Algerian energy company Sonatrach is opting for a different approach as it puts the last of its 1980s-built LNG carriers up for sale for demolition.

Sonatrach’s shipowning arm, Hyproc Shipping, offered the 126,130-cbm Ramdane Abane (built 1981) for sale by tender this week.

Demolition brokers list the 38-year-old ship as being of 29,931 ldt and said Hyproc has specified delivery will be “as is” in Algeria.

Databases show the Ramdane Abane is the 11th-oldest ship in the world LNG carrier fleet.

Its sale marks the departure of the last of Hyproc’s first-generation LNG carriers. It has been gradually selling off its older vessels as part of a renewal process, but this has sometimes proved an uphill struggle.

Last year, Hyproc finally sold the 129,700-cbm sisterships Larbi Ben M’Hidi (built 1977) and Bachir ­Chihani (built 1979) to Turkish buyers. The two membrane-type steam turbine ships had been ­offered on the market several times but there seem to have been few takers.

A sistership to the Ramdane Abane, the Mourad Didouche (built 1980), appears to have been quietly scrapped too. Clarksons’ Shipping Intelligence Network lists the ship as demolished under the name Mourato.

Brokers reported the vessel was sold to Bangladesh buyers in February.
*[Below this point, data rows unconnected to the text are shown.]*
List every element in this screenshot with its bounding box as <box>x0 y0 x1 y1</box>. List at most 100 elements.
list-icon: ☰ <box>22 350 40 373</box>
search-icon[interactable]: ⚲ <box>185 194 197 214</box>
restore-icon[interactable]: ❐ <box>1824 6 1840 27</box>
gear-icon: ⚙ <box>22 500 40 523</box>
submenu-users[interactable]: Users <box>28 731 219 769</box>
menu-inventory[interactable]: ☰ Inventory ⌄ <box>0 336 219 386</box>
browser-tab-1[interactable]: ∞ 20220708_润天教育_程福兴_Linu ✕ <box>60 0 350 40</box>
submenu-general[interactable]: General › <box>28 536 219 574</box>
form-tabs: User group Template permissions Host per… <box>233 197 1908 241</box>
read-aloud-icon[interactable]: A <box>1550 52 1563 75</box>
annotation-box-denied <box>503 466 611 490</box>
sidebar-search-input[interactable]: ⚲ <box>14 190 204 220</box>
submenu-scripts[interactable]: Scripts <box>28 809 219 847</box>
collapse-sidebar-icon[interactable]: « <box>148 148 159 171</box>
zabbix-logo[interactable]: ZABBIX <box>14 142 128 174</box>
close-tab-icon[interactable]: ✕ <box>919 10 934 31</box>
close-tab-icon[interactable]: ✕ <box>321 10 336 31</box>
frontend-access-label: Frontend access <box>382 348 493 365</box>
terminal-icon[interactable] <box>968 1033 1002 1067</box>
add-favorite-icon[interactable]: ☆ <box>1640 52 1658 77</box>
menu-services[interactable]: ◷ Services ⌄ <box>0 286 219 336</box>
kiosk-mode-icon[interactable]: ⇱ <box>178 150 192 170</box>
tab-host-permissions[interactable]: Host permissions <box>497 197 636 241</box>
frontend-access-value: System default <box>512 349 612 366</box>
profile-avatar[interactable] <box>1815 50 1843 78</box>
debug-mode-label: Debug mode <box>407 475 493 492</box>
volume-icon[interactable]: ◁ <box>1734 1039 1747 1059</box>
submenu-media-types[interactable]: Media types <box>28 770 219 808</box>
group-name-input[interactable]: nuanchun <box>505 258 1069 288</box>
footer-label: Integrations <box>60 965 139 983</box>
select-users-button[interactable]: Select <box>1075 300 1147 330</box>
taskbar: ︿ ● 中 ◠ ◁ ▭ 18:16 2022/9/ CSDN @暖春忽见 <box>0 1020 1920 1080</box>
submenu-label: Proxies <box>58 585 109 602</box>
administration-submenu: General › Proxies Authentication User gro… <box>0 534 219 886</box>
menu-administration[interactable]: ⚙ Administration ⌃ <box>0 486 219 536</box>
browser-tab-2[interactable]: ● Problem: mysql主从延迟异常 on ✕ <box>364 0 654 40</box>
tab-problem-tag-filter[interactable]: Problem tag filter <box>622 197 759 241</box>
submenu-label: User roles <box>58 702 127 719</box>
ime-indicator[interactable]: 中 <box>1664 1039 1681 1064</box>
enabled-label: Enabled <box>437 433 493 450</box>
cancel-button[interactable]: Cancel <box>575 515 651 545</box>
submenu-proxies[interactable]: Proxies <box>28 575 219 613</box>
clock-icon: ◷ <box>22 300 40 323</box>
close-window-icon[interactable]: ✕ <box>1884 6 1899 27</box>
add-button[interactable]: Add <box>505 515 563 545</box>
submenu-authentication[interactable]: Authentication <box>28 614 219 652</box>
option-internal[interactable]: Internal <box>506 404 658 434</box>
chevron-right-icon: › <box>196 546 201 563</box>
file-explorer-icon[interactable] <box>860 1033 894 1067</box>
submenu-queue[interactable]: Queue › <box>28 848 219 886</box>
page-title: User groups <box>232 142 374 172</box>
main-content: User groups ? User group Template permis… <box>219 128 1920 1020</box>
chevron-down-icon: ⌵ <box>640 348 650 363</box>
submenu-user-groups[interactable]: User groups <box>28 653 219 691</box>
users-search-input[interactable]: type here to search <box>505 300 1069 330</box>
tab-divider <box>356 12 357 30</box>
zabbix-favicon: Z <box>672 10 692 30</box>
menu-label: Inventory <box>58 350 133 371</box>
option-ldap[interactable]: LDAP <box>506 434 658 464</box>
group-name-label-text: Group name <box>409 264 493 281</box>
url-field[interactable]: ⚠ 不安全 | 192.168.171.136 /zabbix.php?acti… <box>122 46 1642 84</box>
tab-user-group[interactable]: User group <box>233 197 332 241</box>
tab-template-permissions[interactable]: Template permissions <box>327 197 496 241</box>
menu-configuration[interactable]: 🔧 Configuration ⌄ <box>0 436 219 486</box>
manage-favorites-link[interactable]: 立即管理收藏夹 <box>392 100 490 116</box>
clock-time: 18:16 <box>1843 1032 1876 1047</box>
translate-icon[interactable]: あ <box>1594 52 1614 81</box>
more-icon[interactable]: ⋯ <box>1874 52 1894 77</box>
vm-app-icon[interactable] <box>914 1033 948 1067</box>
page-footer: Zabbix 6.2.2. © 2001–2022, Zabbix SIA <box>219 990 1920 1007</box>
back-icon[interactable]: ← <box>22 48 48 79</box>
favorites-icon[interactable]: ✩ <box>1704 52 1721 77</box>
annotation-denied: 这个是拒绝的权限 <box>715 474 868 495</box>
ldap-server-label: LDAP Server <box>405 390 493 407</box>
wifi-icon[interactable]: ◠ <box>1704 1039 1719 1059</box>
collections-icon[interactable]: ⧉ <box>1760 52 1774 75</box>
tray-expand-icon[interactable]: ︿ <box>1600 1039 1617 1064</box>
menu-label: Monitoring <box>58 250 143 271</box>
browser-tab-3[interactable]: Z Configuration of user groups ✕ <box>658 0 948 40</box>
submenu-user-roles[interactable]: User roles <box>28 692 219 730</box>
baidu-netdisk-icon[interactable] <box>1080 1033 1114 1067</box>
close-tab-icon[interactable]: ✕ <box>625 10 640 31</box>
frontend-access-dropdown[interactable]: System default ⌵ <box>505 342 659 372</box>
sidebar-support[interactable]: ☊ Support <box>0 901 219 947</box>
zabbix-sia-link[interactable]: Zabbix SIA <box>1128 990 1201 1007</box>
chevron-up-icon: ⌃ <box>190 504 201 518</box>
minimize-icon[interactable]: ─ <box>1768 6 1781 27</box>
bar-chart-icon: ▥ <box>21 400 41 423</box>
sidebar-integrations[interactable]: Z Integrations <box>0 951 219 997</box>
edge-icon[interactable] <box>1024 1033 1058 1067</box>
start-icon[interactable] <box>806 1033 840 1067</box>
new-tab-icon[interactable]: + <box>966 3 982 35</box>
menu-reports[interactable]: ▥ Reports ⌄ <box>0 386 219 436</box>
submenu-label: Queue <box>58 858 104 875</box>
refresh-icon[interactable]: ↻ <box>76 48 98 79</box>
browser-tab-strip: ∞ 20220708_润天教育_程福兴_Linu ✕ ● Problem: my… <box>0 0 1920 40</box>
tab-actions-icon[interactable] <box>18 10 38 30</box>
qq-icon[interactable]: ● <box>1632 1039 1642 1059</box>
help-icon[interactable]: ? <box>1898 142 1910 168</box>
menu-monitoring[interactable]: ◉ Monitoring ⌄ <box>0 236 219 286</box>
This time, Hyproc opted for a tender sale of the Ramdane Abane.

LNG ship demolition sales are proving elusive this year, despite growing concerns about the large numbers of impending redeliveries of older steam turbine vessels.

TradeWinds reported last month that two 38-year-old LNG carriers, the 128,000-cbm Fortune FSU and Lucky FSU (both built 1981), had been circulated for sale on ­behalf of Singapore’s LNG Easy.

But following this, brokers said there was talk that the membrane-type duo — originally ordered by MISC — was being withdrawn from sale so it could be offered in for ­project business.